The end of the week rolls around and your cupboards are bare. Don’t despair! You might still have the ingredients for this scrumptious tuna melt. With simple ingredients like canned tuna, cheddar cheese, and whole-wheat wraps, you’ll be biting into this melty, protein-packed wrap in no time.
This lightened version of the classic tuna melt calls for Greek yogurt instead of conventional mayo, slashing a boatload unhealthy fat without sacrificing that creamy consistency. Using Greek yogurt is a healthy alternative but there are clean mayo options, just read the ingredient list before purchasing. Butter lettuce adds a juicy crunch.
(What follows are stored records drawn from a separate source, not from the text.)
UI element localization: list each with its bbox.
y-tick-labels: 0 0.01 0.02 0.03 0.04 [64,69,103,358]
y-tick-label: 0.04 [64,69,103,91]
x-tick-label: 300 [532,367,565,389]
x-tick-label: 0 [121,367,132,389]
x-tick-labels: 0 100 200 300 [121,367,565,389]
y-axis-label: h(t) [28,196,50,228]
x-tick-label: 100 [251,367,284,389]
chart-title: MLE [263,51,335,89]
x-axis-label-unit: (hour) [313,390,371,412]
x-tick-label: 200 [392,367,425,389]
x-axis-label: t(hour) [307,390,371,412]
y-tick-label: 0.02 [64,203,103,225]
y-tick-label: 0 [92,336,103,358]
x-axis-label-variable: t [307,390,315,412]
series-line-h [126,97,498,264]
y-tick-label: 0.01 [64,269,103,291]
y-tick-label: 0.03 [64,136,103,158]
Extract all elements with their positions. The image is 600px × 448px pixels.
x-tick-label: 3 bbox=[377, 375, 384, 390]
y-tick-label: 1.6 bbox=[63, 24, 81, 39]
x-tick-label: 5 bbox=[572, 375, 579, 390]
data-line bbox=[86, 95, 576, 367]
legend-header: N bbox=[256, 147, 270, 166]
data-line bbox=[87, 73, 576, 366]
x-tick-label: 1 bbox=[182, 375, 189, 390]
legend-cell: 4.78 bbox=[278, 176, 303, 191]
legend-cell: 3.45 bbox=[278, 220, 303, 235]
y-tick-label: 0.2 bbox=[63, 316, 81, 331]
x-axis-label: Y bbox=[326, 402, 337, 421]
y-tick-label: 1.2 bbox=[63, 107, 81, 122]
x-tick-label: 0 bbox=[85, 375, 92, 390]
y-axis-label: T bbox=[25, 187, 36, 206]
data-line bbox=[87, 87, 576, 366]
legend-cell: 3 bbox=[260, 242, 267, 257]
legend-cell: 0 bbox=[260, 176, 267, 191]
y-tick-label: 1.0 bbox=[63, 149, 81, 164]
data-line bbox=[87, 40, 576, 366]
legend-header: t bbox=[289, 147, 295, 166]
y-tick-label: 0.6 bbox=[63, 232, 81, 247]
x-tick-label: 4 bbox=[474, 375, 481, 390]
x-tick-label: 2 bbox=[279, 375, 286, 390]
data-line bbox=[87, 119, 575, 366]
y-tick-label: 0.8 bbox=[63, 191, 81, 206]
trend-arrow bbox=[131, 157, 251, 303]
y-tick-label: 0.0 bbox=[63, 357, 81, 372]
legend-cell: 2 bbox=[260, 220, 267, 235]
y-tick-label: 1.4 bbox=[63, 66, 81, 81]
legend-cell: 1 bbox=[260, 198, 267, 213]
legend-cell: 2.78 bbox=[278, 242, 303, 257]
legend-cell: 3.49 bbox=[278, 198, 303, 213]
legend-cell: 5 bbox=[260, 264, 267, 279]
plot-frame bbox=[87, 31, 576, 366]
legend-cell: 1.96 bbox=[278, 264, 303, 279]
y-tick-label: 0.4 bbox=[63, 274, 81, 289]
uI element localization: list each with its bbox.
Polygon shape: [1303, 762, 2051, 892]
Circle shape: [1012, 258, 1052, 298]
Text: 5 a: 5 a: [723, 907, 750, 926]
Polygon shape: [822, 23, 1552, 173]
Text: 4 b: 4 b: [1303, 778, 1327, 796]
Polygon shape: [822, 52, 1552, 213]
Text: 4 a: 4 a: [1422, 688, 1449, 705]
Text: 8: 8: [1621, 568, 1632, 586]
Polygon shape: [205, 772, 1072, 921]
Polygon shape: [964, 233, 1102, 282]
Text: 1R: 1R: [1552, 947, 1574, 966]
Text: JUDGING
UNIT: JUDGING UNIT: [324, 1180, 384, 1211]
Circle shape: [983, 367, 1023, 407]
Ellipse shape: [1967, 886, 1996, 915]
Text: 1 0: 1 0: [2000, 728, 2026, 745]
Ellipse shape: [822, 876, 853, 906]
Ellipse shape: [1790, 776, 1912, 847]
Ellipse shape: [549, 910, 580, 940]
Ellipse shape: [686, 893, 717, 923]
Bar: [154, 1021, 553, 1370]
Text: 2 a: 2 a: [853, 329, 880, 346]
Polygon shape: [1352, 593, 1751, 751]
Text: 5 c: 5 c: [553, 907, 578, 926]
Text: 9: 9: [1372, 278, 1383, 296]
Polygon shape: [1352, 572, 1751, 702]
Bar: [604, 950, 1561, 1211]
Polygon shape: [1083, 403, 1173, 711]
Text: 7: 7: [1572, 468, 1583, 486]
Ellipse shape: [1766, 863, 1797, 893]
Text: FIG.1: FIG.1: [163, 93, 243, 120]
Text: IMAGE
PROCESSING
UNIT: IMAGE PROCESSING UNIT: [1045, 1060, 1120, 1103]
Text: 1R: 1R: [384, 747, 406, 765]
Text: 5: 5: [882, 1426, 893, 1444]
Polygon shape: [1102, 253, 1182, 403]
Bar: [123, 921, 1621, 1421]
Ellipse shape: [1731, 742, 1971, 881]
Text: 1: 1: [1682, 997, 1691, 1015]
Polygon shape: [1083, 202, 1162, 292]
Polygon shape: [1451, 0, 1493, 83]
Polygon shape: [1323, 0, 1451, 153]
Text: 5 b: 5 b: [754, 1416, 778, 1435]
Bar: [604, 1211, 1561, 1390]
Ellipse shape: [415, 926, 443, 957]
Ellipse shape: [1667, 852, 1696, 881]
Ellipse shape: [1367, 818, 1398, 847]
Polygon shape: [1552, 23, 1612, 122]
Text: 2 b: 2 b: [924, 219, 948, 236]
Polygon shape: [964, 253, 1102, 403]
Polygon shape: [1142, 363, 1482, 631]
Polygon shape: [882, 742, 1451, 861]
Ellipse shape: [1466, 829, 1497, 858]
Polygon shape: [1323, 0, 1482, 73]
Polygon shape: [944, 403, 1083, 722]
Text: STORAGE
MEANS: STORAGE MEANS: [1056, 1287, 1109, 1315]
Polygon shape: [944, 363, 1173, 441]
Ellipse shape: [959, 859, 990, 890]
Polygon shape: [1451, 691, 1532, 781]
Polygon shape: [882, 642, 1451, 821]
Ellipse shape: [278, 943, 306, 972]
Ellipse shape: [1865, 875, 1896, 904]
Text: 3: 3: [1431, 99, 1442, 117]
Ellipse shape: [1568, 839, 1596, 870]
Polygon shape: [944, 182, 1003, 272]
Reduced-fat cheddar cheese offers a guilt-free, gooey deliciousness that complements the tuna. Stuff the mouthwatering mixture in a wrap and top with pickles or jalapeños for a bold finish. Savory and satisfying, this is a super-easy lunch you can toss together any day!
Yields: 2 servings | Serving Size: 1/2 wrap | Calories: 329 | Total Fat: 15g | Saturated Fat: 6g | Trans Fat: 0g | Cholesterol: 60mg | Sodium: 924mg | Carbohydrates: 18g | Fiber: 1g | Sugar: 2g | Protein: 30g | SmartPoints: 9
- 1 (5-ounce) can chunk light tuna in water, drained
- 1/4 cup plain low-fat Greek yogurt, or clean mayo
- 1/4 teaspoon kosher or sea salt
- 1/4 teaspoon black pepper
- 4 large leaves butter or iceberg lettuce
- 1 large whole wheat wrap
- 1/2 cup shredded reduced fat cheddar cheese
- 4 pickle slices or jalapeño slices, optional
- Mix together all ingredients for creamy tuna. Spread in a broiler-safe baking dish/pan and sprinkle cheese on top. Place under broiler for one to two minutes, just until cheese melts.
- Lay wrap flat and line with lettuce leaves. Scoop tuna with melted cheese over wrap. Top with pickles or pickled jalapeño slices, if using. Tuck under one end and roll wrap. Cut in half and serve.